The Notes themselves unambiguously state that the full amount of the original principal, together with accrued interest and a one percent fee, was due on March 24, 1981 in the case of the 1978 Note and March 1, 1981 in the case of the 1979 Note. Bartlett waived notice; the Lender was not required to remind her or otherwise demand payment of the Notes when due. By virtue of the "Agreement to Renew Original Note," the Lender essentially made an offer -- that, on or before the due date of the Notes, it would accept a renewal note containing a monthly payment schedule, the precise parameters to be negotiated. The Lender did not agree to tender such a renewal note to Bartlett or otherwise remind her that she had an option to negotiate such a note.

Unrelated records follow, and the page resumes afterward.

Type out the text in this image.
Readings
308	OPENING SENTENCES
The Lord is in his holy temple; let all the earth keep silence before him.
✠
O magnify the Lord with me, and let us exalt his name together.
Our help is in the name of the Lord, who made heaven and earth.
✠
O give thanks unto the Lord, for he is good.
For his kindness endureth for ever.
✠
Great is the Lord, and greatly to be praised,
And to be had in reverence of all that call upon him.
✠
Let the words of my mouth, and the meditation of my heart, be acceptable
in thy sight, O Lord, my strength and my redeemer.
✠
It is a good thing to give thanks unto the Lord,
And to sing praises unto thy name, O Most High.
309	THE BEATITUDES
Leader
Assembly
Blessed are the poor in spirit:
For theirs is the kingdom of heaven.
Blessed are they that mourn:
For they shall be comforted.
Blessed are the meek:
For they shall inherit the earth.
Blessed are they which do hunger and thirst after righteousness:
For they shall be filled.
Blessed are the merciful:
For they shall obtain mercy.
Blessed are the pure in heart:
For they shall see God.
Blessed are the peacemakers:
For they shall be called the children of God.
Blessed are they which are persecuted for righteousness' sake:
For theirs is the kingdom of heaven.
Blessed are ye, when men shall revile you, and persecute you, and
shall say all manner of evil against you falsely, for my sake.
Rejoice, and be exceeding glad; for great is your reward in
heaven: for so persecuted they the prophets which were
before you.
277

The language of the "HELP Guaranteed Student Loan" section on which Bartlett relies contemplates the negotiation of such an installment repayment schedule -- but it begs the question of whose duty it is to initiate such negotiations. It thus does not dispel the impression that the "Agreement to Renew Original Note" was in the nature of an offer, which it was incumbent upon Bartlett to accept. Inasmuch as Bartlett took no action to accept that offer, the Notes became due and payable in full in March 1981. The affirmative defense of breach of contract fails.

IV. Conclusion

For the foregoing reasons I conclude that the Motion should be, and it hereby is, GRANTED. Judgment shall be entered for the United States in the amount of (i) $11,580.81 in principal and interest owed through June 21, 1999, (ii) prejudgment interest dating from June 21, 1999 through the date of judgment at the rate of seven percent per annum, and (iii) costs of $150.00, representing the amount of filing fee paid pursuant to 28 U.S.C. § 1914(a). Pursuant to 28 U.S.C. § 1961, interest on the judgment shall accrue at the legal rate until it is paid in full.

Dated this 5th day of May, 2000.



Filed: 09/21/99


Demand: $0,000

Nature of Suit: 152

Lead Docket: None

Jurisdiction: US Plaintiff

Dkt# in other court: None

Cause: 20:1080 Student Loan Recovery

1. Pursuant to 28 U.S.C. § 636(c), the parties have consented to have United States Magistrate Judge David M. Cohen conduct all proceedings in this case, including trial, and to order the entry of judgment.